On the other hand, it was pointed out in a more recent article of Granville that (as with the current situation), Siegel zeroes can sometimes serve to enforce the parity barrier, rather than overcome it, and responds to my previous statement with the comment “this claim needs to be treated with caution, since its truth depends on the context”.

I actually agree with Granville here, and I propose here a synthesis of the two situations. In the absence of a Siegel zero, standard heuristic models in analytic number theory (such as the ones discussed in this post) typically suggest that a given quantity {X} of interest in number theory (e.g., the number of primes in a certain set) obey an asymptotic law of the form

\displaystyle  X = \mathrm{Main\ term} + \mathrm{Error\ term}

where {\mathrm{Main\ term}} is generally fairly well understood, while {\mathrm{Error\ term}} is expected to fluctuate “randomly” (or more precisely, pseudorandomly) and thus be smaller than the main term. However, a major difficulty in analytic number theory is that we often cannot prevent a “conspiracy” from occurring in which the error term becomes as large as, or even larger than the main term: the fluctuations present in that term are often too poorly understood to be under good control. The parity barrier manifests by providing examples of analogous situations in which the error term is indeed as large as the main term (with an unfavorable sign).
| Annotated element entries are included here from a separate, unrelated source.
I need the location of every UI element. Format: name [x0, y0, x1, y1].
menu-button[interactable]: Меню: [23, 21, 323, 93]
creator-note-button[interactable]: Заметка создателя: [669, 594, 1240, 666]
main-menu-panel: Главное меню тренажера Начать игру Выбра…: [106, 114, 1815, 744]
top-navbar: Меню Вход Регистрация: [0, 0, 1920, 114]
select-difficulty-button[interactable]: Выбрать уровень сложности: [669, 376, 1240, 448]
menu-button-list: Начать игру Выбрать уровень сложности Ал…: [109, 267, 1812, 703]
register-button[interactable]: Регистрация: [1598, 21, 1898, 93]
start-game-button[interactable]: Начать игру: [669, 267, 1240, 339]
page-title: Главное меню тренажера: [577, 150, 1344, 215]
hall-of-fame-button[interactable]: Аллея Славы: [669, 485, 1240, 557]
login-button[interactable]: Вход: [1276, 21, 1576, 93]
However, the presence of a Siegel zero tends to “magnetize” the error term by pulling most of the fluctuations in a particular direction. In many situations, what this means is that one can obtain a refined asymptotic of the form

\displaystyle  X = \mathrm{Main\ term} + \mathrm{Siegel\ correction} + \mathrm{Better\ error\ term}

where {\mathrm{Better\ error\ term}} now fluctuates less than the original {\mathrm{Error\ term}}, and in particular can (in some cases) be shown to be lower order than {\mathrm{Main\ term}}, while {\mathrm{Siegel\ correction}} is a new term that is often explicitly describable in terms of the exceptional character {\chi} associated to the Siegel zero, as well as the location {\beta} of the Siegel zero {L(\beta,\chi)=0}. A typical example is the problem of estimating the sum {\sum_{n \leq x: n = a\ (q)} \Lambda(n)} of primes in an arithmetic progression. The Siegel–Walfisz theorem gives a bound of the form

\displaystyle  \sum_{n \leq x: n = a\ (q)} \Lambda(n) = \frac{x}{\varphi(q)} + O_A( x \log^{-A} x )

for any {A>0} (with an ineffective constant); in the regime {q = O(\log^{O(1)} x)} one can improve the error term to {O( x \exp(-c \log^{1/2} x) )}, but for large {q} one cannot do better than the Brun–Titchmarsh bound of {O(x / \varphi(q))}. However, when there is a Siegel zero {L(\beta,\chi)} in an appropriate range, we can obtain the refined bound

\displaystyle  \sum_{n \leq x: n = a\ (q)} \Lambda(n) = \frac{x}{\varphi(q)} - \chi(a) 1_{q_0|q} 1_{(a,q)=1} \frac{x^{\beta-1}}{\beta} + O( x \exp(\log^{-c} x))

for some {c>0}, where {q_0} is the conductor of {\chi}; see e.g., Theorem 5.27 of Iwaniec–Kowalski. Thus we see the error term is much improved (and in fact can even be made effective), at the cost of introduicing a Siegel correction term which (for {\beta} close to {1} and {x} not too large) is of comparable size to the main term, and can either be aligned with or against the main term depending on the sign of {\chi(a)}.

The implications of such refined asymptotics then depend rather crucially on how the Siegel correction term is aligned with the main term, and also whether it is of comparable order or lower order. In many situations (particularly those concerning “average case” problems, in which one wants to understand the behavior for typical choices of parameters), the Siegel correction term ends up being lower order, and so one ends up with the situation described in my initial blog post, where we are able to get the predicted asymptotic {X \approx \mathrm{Main\ term}} in the Siegel zero case. However, as pointed out by Granville, there are other situations (particularly those involving “worst case” problems, in which some key parameter can be chosen adversarially) in which the Siegel correction term can align to completely cancel (or to highly reinforce) the main term. In such cases, the Siegel zero becomes a very concrete manifestation of the parity barrier, rather than a means to avoid it.